About the Artist
My current work begins with my photographs, many of which were taken at the University of California Botanical Garden. The plants in their collection from all over the world provide me with endless inspiration.
The goal of this body of work is to combine weaving and photography in a way that challenges both media. Previously, I had taken photography classes and had used photographs in work that I created using silkscreen on fabric. What I really wanted to do, however, was to create artwork where the image was not merely on the surface but integral to the structure of the piece. My recently acquired AVL/TIS jacquard handloom is the ideal tool for doing this.
My process employs a digital camera and Adobe Photoshop to create images that will impart a strong visual impact when woven. Then, using a CAD program called ArahWeave and weave structures I have designed, I translate each photograph into a digital weave file used in controlling the jacquard loom. During the actual handweaving process, the gradual appearance of the image is both exciting and satisfying.
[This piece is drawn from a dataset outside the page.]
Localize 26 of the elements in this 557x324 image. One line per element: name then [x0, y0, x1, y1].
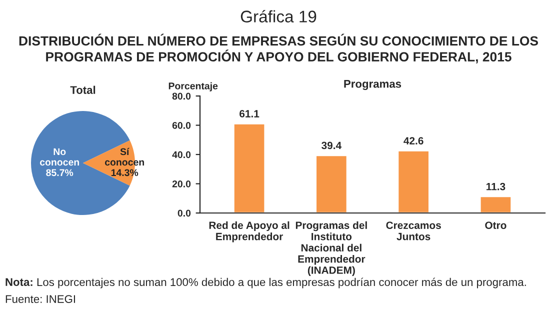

I draw upon my background in mathematics, computer programming, photography and weaving. I studied mathematics at the Massachusetts Institute of Technology and at Case Western Reserve University. I also worked as a computer programmer and statistical analyst before returning to school at the California College of the Arts, where I received an M.F.A. in Textiles.
All this experience informs my recent work. Using computer-aided design and a variety of materials, I am able to produce weavings that are both highly complex structurally and rich with surface interest. I translate my photographic images of plant forms into wall pieces that resonate with both the art of photography and the long history of textile creation.